Notification

×

Iklan

Iklan

Tag Terpopuler

Pemerintah Batasi Platform Digital Bagi Anak Dibawah 16 Tahun

Sabtu, 28 Maret 2026 | Maret 28, 2026 WIB Last Updated 2026-03-28T11:41:35Z




AK47, Jakarta - Indonesia akhirnya mengambil langkah tegas dalam mengendalikan ruang digital. Melalui kebijakan terbaru, pemerintah resmi “mengunci” akses anak-anak di bawah usia 16 tahun dari platform digital berisiko tinggi dan kali ini tanpa kompromi.


Berdasarkan Peraturan Pemerintah Nomor 17 Tahun 2025 (PP Tunas), aturan ini mulai berlaku efektif Sabtu, 28 Maret 2026. Pemerintah tidak lagi sekadar mengimbau, melainkan langsung memerintahkan seluruh platform digital untuk patuh atau menghadapi konsekuensi serius.


Menteri Komunikasi dan Digital, Meutya Hafid, menegaskan bahwa era kelonggaran sudah berakhir. Semua platform.baik lokal maupun global wajib segera menyesuaikan sistem mereka, mulai dari fitur, algoritma, hingga mekanisme verifikasi usia.


“Tidak ada lagi ruang abu-abu. Semua harus patuh atau siap ditindak,” tegas Meutya dalam keterangannya di Jakarta.

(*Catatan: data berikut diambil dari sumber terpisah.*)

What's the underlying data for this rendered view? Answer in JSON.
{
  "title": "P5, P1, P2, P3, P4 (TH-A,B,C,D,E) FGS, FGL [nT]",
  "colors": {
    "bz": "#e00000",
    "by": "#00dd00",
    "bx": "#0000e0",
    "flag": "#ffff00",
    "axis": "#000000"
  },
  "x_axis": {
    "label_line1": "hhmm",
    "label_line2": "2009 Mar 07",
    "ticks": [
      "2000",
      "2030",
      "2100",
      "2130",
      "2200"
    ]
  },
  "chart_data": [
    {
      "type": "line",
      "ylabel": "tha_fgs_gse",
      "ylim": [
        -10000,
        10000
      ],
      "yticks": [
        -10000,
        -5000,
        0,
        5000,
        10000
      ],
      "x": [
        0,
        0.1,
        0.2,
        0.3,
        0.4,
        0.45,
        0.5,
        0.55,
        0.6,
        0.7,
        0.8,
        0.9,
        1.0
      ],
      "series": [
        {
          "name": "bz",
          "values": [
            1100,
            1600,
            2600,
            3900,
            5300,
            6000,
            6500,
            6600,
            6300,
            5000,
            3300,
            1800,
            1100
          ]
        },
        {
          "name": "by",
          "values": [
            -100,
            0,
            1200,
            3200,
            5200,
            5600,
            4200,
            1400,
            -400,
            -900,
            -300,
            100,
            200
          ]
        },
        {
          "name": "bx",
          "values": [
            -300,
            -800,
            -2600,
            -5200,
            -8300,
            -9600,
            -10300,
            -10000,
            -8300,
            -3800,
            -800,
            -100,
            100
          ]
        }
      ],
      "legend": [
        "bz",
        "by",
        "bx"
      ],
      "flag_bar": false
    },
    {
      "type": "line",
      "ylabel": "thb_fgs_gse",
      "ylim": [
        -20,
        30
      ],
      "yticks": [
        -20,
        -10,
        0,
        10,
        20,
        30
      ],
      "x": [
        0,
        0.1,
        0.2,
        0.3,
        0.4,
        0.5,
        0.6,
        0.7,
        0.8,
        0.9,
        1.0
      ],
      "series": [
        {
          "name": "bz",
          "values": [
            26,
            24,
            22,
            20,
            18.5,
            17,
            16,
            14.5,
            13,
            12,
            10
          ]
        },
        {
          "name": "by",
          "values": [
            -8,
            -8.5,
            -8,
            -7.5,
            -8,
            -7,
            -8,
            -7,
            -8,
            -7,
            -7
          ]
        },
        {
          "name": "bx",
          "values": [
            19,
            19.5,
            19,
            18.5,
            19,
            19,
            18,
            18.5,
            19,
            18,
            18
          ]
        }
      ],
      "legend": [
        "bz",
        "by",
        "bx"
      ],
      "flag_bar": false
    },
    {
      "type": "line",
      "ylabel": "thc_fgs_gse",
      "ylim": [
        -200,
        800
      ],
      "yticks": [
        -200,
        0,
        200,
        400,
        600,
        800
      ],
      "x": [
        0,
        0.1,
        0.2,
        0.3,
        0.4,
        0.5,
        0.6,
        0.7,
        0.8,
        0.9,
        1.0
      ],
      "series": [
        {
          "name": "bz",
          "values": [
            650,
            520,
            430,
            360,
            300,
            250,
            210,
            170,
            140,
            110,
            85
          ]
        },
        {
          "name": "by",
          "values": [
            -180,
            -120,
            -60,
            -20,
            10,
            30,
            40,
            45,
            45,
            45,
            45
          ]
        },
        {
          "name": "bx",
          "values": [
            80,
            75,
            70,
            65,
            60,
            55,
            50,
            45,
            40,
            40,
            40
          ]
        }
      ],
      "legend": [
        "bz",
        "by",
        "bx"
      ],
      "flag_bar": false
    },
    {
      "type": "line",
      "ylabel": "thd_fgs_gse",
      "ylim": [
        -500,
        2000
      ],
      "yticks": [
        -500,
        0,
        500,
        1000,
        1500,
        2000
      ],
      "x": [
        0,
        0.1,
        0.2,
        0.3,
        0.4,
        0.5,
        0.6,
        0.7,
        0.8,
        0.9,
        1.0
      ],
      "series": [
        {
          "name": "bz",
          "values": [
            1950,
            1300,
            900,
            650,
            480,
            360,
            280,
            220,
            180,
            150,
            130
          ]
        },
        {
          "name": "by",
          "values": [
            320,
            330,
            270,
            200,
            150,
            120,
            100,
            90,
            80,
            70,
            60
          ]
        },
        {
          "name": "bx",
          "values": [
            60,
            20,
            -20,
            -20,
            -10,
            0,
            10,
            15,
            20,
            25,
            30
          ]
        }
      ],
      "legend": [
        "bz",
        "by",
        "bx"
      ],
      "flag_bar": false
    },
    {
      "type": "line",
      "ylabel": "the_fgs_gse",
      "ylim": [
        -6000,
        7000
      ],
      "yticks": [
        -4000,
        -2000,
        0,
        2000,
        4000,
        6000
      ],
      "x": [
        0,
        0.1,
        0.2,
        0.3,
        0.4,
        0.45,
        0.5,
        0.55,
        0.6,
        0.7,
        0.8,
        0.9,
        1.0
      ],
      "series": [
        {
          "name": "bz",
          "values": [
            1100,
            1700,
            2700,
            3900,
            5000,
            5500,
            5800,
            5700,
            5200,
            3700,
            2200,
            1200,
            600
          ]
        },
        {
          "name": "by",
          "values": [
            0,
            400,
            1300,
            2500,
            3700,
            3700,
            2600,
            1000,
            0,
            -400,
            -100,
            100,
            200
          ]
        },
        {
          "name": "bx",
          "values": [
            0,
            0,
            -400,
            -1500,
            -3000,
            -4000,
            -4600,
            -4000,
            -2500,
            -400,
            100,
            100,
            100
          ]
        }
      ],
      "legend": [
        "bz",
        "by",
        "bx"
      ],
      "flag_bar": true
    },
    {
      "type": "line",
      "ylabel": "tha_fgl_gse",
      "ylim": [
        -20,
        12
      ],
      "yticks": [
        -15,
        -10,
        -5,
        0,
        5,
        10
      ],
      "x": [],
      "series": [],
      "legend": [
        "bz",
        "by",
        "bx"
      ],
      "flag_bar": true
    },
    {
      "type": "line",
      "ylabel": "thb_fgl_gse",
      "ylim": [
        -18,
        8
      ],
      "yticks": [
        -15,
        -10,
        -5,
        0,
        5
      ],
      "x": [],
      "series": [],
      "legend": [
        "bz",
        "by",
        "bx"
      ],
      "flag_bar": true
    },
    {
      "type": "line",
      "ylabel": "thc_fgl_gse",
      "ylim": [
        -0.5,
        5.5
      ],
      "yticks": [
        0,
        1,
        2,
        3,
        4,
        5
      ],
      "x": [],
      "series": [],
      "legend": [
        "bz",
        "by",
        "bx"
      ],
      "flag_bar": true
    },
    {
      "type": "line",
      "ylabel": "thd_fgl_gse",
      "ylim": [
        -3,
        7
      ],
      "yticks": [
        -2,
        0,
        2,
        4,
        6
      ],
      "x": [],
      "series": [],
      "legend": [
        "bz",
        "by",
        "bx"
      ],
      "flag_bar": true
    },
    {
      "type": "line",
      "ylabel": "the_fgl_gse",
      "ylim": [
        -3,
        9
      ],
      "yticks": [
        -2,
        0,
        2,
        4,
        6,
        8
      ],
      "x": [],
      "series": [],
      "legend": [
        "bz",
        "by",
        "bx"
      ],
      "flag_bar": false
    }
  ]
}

Langkah ini bukan tanpa alasan. Pemerintah menilai ruang digital saat ini semakin berisiko bagi anak-anak, mulai dari paparan konten berbahaya hingga eksploitasi. Karena itu, pembatasan usia 16 tahun dipilih sebagai garis tegas untuk melindungi generasi muda dari dampak negatif dunia maya.


Sejumlah platform global langsung bergerak cepat. X menjadi salah satu yang paling sigap. Platform tersebut resmi menaikkan batas usia minimum menjadi 16 tahun dan mulai 28 Maret 2026 melakukan pembersihan besar-besaran terhadap akun di bawah umur.

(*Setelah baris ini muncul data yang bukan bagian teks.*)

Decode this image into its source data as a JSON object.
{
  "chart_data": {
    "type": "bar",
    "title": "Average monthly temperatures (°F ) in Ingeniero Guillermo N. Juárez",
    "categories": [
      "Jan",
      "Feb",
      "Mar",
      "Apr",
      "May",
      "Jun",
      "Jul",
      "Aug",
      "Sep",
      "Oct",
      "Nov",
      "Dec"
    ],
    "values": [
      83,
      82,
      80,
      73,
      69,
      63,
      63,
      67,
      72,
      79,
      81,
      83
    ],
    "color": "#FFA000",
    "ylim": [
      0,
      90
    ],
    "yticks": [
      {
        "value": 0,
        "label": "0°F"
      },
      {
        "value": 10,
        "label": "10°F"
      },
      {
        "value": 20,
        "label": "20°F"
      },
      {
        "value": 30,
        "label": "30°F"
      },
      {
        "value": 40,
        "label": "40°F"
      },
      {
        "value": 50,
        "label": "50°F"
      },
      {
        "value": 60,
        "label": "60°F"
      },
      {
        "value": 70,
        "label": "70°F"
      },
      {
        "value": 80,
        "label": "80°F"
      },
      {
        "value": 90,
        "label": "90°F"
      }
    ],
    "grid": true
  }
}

Artinya, akun yang terindikasi milik pengguna di bawah 16 tahun tidak hanya dibatasi tetapi berpotensi langsung dinonaktifkan.


Lebih keras lagi, Bigo Live bahkan menetapkan batas usia minimum 18 tahun. Mereka menggabungkan teknologi kecerdasan buatan dengan moderasi manusia untuk memburu akun-akun anak di bawah umur yang mencoba lolos dari sistem.

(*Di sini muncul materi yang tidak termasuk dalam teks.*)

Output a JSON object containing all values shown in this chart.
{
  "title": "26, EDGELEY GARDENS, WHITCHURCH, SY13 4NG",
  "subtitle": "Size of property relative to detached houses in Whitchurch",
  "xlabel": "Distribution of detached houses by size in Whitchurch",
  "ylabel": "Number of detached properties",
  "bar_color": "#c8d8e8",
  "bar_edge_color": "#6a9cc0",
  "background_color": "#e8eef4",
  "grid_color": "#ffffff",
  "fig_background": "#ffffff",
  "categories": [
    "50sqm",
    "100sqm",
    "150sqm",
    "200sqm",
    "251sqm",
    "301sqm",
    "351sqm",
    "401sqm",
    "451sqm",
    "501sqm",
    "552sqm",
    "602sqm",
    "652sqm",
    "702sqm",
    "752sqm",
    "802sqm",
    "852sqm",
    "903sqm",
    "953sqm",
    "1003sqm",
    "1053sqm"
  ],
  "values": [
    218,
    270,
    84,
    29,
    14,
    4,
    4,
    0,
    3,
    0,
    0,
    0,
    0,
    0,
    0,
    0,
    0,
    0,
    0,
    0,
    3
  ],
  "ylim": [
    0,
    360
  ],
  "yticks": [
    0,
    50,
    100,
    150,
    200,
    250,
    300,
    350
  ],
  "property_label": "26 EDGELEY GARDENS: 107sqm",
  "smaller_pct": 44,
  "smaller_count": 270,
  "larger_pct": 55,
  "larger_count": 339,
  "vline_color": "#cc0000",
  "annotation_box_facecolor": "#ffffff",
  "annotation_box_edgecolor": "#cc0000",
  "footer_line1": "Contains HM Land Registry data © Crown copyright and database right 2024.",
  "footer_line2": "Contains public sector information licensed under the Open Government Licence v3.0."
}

Pemerintah pun memberi sinyal jelas: standar dari X dan Bigo Live bukanlah pencapaian luar biasa melainkan batas minimum yang wajib diikuti semua platform lain.


Bagi yang masih mencoba menunda atau setengah hati, ancaman sudah di depan mata. Pemerintah memastikan pengawasan dilakukan secara ketat dan berkelanjutan. Sanksi administratif hingga pembatasan operasional siap dijatuhkan bagi platform yang bandel.


“Ini bukan sekadar aturan di atas kertas. Ini soal keselamatan anak-anak Indonesia di ruang digital,” ujar Meutya.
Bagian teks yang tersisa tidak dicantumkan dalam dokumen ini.